Carmen y Lola


La anécdota que les voy a contar me reconcilia con la tolerancia (de la cual no soy un modelo), pero sobre todo con la inteligencia y con la racionalidad. La protagoniza un amigo mío y su hija adolescente. Esta, en la edad de la incertidumbre y la vulnerabilidad extrema, le contó con naturalidad a su padre algo trascendental e inaplazable en su sexualidad y en sus sentimientos. Que era lesbiana. La respuesta de este fue: “Pues muy bien, hija, que seas feliz. A partir de ahora, podemos hablar interminablemente de lo que más nos gusta a los dos en la vida: las mujeres”. Me parece antológica, es una prueba de sabiduría, amor, pragmatismo, sentido del humor. Pienso en ella y me aparece siempre una enorme sonrisa que pone de acuerdo con la vida a alguien que se pelea frecuentemente con ella. Y veo una creíble y muy atractiva película española en la que admitir ese sentimiento supondrá un infierno familiar y social, rechazo y marginación, la convicción de que Satanás se ha introducido en el corazón y el cerebro de estas crías, intolerable desafío a leyes y costumbres ancestrales.

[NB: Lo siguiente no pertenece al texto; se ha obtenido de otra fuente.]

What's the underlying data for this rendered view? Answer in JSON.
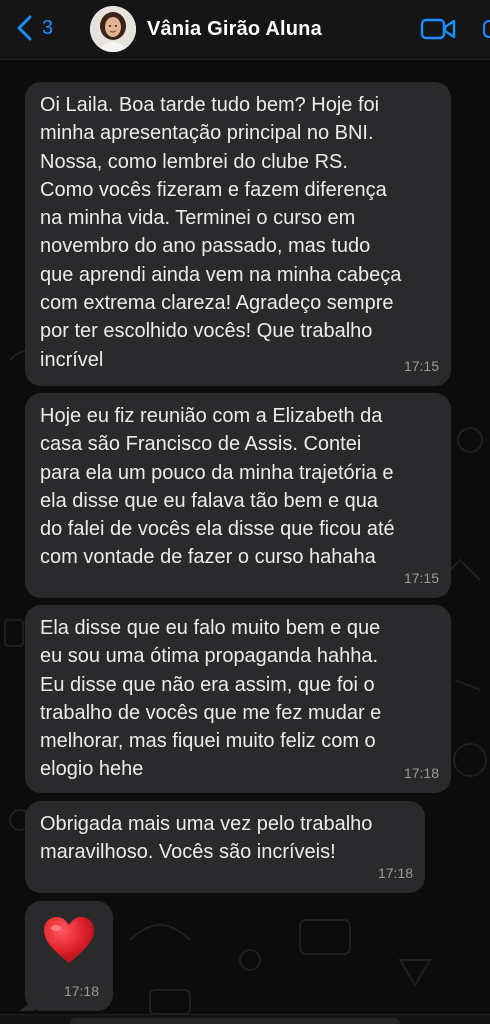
{
  "header": {
    "back_count": "3",
    "contact_name": "Vânia Girão Aluna"
  },
  "messages": [
    {
      "text": "Oi Laila. Boa tarde tudo bem? Hoje foi\nminha apresentação principal no BNI.\nNossa, como lembrei do clube RS.\nComo vocês fizeram e fazem diferença\nna minha vida. Terminei o curso em\nnovembro do ano passado, mas tudo\nque aprendi ainda vem na minha cabeça\ncom extrema clareza! Agradeço sempre\npor ter escolhido vocês! Que trabalho\nincrível",
      "time": "17:15"
    },
    {
      "text": "Hoje eu fiz reunião com a Elizabeth da\ncasa são Francisco de Assis. Contei\npara ela um pouco da minha trajetória e\nela disse que eu falava tão bem e qua\ndo falei de vocês ela disse que ficou até\ncom vontade de fazer o curso hahaha",
      "time": "17:15"
    },
    {
      "text": "Ela disse que eu falo muito bem e que\neu sou uma ótima propaganda hahha.\nEu disse que não era assim, que foi o\ntrabalho de vocês que me fez mudar e\nmelhorar, mas fiquei muito feliz com o\nelogio hehe",
      "time": "17:18"
    },
    {
      "text": "Obrigada mais uma vez pelo trabalho\nmaravilhoso. Vocês são incríveis!",
      "time": "17:18"
    },
    {
      "emoji": "heart",
      "time": "17:18"
    }
  ],
  "colors": {
    "accent": "#1a8fff",
    "bubble": "#2a2a2c",
    "heart": "#e0202a"
  }
}
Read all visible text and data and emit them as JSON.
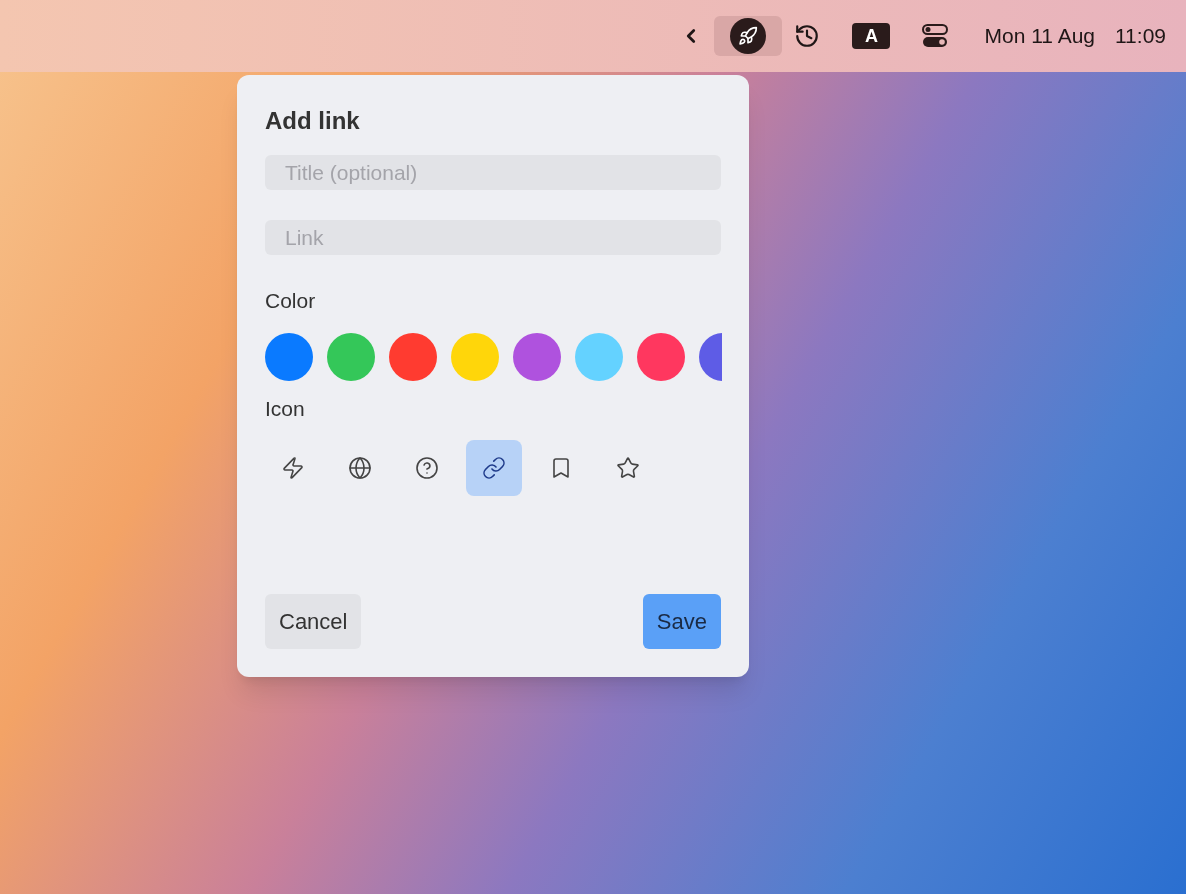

Se titula Carmen y Lola. Ha sufrido prematuramente el rechazo de algunas asociaciones, acusada de perpetuar estereotipos sobre la raza gitana. No sé si sus impulsoras también militan en un feminismo enamorado del disparate, con necesidad compulsiva de hacer piras continuas de brujitos transparentes, subterráneos o sospechosos. Allá ellas. De lo que no pueden privarme las acusadoras es de comprender, admirar, disfrutar, sentir piedad, desearles la libertad y la plenitud a estas mujeres enamoradas en una historia compleja que desprende autenticidad, situaciones y sentimientos tan bien expuestos como desarrollados, carnalidad y lirismo, diálogos, voces y tonos sin la menor sombra de imposturas, intérpretes no profesionales que transmiten verosimilitud y vida. Son espléndidas Zaira Morales y Rosy Rodríguez. Es conmovedor todo lo que expresan con sus miradas y sus movimientos, lo que dicen y lo que callan, la batalla, la factura moral, la ruptura afectiva con la gente de su sangre, el desarraigo que tendrán que pagar por algo tan natural e irrenunciable como haberse enamorado.




Es la primera película que dirige Arantxa Echevarría. Pero no hay lagunas de principiante en ella ni pretensiones vacuas. Su costumbrismo es del bueno, posee frescura, sensualidad y capacidad para emocionarte con esas dos personas que se niegan a aceptar el rol que les exigen las tradiciones, que llenas de comprensible miedo se atreven a la insumisión, a seguir lo que les dicta el cuerpo y el corazón. Es una película con atmósfera, pilla el ritmo del paisaje urbano, describe un universo en el que reina con incontestable naturalidad y antigüedad el machismo, en el que soñar es arduo y es imposible cambiar las normas tribales. Aunque ni la autoría ni el argumento tengan nada que ver entre ellos, hay algo cautivador, desgarrado y cercano en Carmen y Lola que me recuerda lo que sentí con otras dos memorables óperas primas del cine español. Las firmaban Benito Zambrano y Achero Mañas. Se titulan Solas y El Bola. Y sé que la asociación mental no es caprichosa.


¿Algún reproche a esta película? Me resulta demasiado previsible y repetida la identificación del mar con la libertad. Es un desenlace que el cine ha utilizado hasta la sobredosis. Y de acuerdo en que puede ser embriagador descubrirlo en compañía del ser amado. Hace cinco años quedé deslumbrado y desgarrado en Cannes por La vida de Adèle, una obra maestra, romántica y durísima, sobre el nacimiento, el esplendor en la hierba y el devastador ocaso de una historia de amor entre dos mujeres. Carmen y Lola ofrecen esperanza, evita el crepúsculo. Ojalá que les dure el amor a estas dos mujeres valientes.